When we forcus on EST-SSRs in tree species, the percentage of microsatellite-containing ESTs for angiosperm species is generally high and AG motif is more rich, compared to gymnosperm species. For five Eucalyptus species, average frequency of microsatellite-containing EST was 12.9% with AG motif most common (Yasodha et al., 2008). Quercus mongolica var. crispula had 248 microsatellite-containing potential unigenes (11.6%) in all 2140 potential unigenes, with AG motif most common (Ueno et al., 2008). C. sieboldii var. sieboldii in the present study (Tab. II) showd nealy the same trend as Q. mongolica. For Pinus taeda and P. pinaster, the percentage of SSR in their putative unigene was 1.2 and 2.1%, respectively (Chagné et al., 2004). The most common motif was AT and AG for P. taeda and P. pinaster, respectively. In P. pinaster, the occurrence of AT motof (47%) within di-SSR was nearly the same as that of AG motif (51%). Picea had only 183 contigs (0.93%) with at least one microsatellite in 20275 putative unigenes (Rungis et al., 2004), while Cryptomeria japonica had 163 (3.6%) unique di- and tri- SSRs in about 4500 cDNA clones (Moriguchi et al., 2003). For both Picea and C. japonica, AT motif was the most frequent.

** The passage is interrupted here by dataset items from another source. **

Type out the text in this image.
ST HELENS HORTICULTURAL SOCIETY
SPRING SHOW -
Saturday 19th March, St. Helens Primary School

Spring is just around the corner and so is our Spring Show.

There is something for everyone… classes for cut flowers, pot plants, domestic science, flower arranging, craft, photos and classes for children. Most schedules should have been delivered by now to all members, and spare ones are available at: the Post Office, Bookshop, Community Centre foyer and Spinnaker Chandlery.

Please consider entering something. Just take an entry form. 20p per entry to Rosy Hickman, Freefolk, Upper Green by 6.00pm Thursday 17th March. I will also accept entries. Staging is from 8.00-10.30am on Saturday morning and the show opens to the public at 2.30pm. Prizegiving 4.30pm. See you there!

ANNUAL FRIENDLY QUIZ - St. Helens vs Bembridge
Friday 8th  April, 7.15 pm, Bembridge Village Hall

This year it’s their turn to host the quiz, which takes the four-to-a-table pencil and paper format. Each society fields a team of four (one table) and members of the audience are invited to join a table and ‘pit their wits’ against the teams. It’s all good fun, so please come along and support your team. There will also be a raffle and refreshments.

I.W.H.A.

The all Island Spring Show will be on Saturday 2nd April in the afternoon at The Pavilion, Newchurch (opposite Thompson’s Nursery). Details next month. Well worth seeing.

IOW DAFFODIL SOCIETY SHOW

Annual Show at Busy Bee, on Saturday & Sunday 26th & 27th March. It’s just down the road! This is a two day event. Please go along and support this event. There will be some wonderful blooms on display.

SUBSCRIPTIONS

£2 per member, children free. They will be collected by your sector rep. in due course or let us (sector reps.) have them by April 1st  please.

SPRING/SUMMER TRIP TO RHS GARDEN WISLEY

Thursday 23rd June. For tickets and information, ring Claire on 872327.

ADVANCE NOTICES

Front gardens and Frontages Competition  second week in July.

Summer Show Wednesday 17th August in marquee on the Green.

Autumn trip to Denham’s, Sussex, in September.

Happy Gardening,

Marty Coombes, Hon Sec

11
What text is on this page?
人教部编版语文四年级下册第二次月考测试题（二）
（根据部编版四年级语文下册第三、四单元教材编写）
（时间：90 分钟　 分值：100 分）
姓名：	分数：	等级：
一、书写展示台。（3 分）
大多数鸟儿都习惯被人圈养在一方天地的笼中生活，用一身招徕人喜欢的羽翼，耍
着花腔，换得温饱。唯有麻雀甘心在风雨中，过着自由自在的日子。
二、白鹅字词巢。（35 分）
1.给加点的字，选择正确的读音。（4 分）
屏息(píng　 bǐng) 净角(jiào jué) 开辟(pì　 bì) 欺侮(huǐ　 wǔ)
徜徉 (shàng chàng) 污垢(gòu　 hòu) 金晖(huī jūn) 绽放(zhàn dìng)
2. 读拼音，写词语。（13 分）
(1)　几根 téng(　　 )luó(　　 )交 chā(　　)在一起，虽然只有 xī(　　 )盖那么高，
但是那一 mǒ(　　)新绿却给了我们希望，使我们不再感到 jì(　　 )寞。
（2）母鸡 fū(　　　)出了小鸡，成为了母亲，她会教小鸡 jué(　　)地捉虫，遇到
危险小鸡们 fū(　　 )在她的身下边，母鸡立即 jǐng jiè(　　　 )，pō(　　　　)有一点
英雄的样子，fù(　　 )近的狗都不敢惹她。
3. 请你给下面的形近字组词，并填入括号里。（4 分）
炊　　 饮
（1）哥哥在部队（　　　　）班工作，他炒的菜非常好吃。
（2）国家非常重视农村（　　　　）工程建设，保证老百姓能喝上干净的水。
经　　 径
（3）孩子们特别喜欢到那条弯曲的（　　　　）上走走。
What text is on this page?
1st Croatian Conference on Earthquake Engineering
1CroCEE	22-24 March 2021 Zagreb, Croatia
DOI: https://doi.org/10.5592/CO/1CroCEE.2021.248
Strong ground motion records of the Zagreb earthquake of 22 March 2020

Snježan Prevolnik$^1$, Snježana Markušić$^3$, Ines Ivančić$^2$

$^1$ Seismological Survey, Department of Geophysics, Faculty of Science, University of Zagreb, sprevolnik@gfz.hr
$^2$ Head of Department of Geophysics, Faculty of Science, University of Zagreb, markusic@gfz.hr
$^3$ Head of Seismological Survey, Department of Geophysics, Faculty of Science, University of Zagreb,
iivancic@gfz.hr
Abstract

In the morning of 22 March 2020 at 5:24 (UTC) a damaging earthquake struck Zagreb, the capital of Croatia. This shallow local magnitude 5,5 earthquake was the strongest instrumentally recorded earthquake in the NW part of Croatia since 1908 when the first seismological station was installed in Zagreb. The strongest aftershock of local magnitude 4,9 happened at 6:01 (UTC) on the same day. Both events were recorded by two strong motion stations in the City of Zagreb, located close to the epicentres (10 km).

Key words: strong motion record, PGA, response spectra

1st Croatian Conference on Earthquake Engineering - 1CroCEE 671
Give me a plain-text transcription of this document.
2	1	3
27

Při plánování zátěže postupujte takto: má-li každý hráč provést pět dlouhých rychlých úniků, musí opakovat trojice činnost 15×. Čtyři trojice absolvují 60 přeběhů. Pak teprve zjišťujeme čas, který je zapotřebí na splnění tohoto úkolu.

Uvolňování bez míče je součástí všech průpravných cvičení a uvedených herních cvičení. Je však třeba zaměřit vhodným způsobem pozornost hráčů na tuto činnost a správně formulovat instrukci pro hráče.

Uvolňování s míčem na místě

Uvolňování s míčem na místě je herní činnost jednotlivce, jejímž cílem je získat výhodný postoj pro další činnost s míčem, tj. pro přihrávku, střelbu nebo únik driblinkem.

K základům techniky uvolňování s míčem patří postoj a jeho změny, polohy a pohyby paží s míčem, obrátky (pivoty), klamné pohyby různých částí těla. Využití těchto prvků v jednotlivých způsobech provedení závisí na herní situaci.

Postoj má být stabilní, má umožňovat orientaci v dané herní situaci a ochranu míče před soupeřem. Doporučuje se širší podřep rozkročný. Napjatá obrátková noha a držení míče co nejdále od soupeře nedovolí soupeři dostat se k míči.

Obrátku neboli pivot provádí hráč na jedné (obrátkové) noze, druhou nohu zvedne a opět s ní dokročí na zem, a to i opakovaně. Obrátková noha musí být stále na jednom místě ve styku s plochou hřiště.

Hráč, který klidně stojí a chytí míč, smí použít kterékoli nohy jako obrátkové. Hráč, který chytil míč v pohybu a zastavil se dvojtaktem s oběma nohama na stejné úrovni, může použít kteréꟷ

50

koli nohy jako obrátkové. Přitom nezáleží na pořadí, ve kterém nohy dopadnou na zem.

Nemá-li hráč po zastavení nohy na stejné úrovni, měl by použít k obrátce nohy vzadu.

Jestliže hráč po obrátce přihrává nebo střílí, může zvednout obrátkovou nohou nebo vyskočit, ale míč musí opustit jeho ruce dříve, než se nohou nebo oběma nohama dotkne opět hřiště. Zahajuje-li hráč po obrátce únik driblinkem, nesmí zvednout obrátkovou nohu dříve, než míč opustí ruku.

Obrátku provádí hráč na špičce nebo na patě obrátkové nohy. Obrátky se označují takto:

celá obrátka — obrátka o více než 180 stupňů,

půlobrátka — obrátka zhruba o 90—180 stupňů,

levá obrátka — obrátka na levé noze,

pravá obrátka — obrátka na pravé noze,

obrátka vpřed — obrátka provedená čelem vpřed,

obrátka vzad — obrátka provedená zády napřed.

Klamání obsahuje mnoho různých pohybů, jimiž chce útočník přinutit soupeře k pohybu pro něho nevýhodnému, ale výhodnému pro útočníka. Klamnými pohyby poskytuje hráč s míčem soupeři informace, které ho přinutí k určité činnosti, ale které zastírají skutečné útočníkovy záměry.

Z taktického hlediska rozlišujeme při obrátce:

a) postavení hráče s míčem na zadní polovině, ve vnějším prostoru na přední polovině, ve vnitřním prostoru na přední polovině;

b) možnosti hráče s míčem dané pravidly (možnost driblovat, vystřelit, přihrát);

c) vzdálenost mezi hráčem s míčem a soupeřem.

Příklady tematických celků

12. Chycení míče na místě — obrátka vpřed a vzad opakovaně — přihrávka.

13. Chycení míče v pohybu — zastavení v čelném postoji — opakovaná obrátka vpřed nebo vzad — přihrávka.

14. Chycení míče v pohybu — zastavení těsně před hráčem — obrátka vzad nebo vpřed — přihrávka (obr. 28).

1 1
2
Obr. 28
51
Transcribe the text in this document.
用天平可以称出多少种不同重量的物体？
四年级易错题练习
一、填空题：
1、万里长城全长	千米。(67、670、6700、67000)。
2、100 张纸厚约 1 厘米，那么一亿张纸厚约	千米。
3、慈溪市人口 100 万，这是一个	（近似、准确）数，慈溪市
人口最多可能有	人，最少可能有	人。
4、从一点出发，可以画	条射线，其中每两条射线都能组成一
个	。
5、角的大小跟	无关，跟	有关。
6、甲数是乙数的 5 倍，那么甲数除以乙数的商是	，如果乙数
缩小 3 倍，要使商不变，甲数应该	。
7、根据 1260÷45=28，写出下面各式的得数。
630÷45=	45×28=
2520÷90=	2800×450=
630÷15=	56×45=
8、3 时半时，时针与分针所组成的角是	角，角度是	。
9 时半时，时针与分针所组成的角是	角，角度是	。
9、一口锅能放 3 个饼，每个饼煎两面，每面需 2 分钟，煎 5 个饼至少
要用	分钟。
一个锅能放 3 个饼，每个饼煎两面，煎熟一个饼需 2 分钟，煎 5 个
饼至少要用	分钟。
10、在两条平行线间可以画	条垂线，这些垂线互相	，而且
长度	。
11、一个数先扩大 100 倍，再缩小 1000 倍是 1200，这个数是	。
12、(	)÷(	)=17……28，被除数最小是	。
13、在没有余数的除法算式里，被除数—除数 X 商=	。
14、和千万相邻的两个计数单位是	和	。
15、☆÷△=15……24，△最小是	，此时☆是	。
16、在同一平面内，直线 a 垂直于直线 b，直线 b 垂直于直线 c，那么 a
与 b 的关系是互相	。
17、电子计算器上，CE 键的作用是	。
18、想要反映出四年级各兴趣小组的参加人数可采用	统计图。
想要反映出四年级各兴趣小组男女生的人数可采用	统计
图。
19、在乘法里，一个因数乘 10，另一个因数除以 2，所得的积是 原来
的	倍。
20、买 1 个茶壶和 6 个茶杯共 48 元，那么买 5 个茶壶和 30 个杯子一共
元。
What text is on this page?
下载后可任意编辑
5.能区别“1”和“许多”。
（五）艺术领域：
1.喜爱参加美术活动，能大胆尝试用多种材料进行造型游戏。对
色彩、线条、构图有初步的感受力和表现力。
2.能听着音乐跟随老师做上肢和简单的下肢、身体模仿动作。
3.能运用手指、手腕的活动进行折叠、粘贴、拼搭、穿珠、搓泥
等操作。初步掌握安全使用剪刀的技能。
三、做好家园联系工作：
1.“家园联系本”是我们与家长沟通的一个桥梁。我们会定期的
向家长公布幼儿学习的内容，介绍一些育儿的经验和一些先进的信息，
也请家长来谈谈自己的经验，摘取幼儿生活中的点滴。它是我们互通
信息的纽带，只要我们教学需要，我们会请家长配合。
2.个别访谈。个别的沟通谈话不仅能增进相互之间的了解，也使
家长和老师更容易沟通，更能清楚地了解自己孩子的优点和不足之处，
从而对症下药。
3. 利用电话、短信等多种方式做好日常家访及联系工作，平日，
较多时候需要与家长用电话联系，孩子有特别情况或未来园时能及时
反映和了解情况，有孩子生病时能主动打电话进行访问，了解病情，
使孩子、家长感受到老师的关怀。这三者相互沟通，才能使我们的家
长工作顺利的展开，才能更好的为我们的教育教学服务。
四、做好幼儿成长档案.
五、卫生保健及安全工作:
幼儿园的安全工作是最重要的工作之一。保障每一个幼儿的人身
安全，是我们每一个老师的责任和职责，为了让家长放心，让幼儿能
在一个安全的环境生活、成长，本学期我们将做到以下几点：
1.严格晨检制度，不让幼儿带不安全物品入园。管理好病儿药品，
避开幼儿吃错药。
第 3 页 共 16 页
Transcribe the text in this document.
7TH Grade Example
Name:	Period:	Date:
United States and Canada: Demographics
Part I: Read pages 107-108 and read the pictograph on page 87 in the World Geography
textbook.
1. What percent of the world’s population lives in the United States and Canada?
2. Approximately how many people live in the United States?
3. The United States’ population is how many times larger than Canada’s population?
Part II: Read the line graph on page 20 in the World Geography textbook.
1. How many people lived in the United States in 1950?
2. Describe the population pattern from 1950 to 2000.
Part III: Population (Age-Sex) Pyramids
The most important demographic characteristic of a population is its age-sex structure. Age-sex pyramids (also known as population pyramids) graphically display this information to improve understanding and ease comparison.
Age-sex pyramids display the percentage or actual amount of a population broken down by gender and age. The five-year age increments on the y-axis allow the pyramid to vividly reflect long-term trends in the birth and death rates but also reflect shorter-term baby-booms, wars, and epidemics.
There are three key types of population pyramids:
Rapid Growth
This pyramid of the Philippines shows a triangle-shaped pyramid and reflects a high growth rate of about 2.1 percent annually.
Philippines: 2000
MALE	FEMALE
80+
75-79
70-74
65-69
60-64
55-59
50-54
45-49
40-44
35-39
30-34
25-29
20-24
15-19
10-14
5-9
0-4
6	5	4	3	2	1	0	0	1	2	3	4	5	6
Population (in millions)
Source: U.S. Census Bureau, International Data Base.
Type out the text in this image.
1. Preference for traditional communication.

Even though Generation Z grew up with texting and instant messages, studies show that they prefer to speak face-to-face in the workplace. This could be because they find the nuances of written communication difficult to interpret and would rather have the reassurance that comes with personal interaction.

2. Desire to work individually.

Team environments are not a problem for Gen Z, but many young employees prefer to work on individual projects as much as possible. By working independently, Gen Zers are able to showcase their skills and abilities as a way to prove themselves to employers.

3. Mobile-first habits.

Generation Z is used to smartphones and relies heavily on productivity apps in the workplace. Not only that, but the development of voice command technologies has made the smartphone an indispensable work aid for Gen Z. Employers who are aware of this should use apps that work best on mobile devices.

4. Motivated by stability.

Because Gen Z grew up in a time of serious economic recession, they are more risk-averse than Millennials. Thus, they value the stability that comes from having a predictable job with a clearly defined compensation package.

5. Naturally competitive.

Functional analysis of the putative unigenes and EST-SSRs based on GO slim terms (Fig. 1) revealed that the EST-SSRs were significantly more frequent than would be expected by chance in nucleotide-binding proteins (GO:0003676). Thirty-one putative unigenes with microsatellites were in this category; of these, 11 and 20 were estimated to be located in the coding and non-coding regions, respectively. More than half of the microsatellite-containing putative unigenes in GO:0003676 category had similarities to transcription and translation-related proteins. Complex regulation and machinery, including many protein-protein and/or protein-nucleic acid interactions, are needed in such processes and microsatellite or mono amino acid repeats may be important. Previous analyses of Arabidopsis thaliana and Oryza sativa proteins have shown that amino acid repeats are also overrepresented in their transcription factors (Zhang et al., 2006). The other suggested functions of the remaining microsatellite-containing putative unigenes included histone, DNA repair, and ribosomal proteins. Analysis of inner bark EST of Quercus mongolica (Ueno et al., 2008), produced similar results, with the GO:0003676 category being overrepresented.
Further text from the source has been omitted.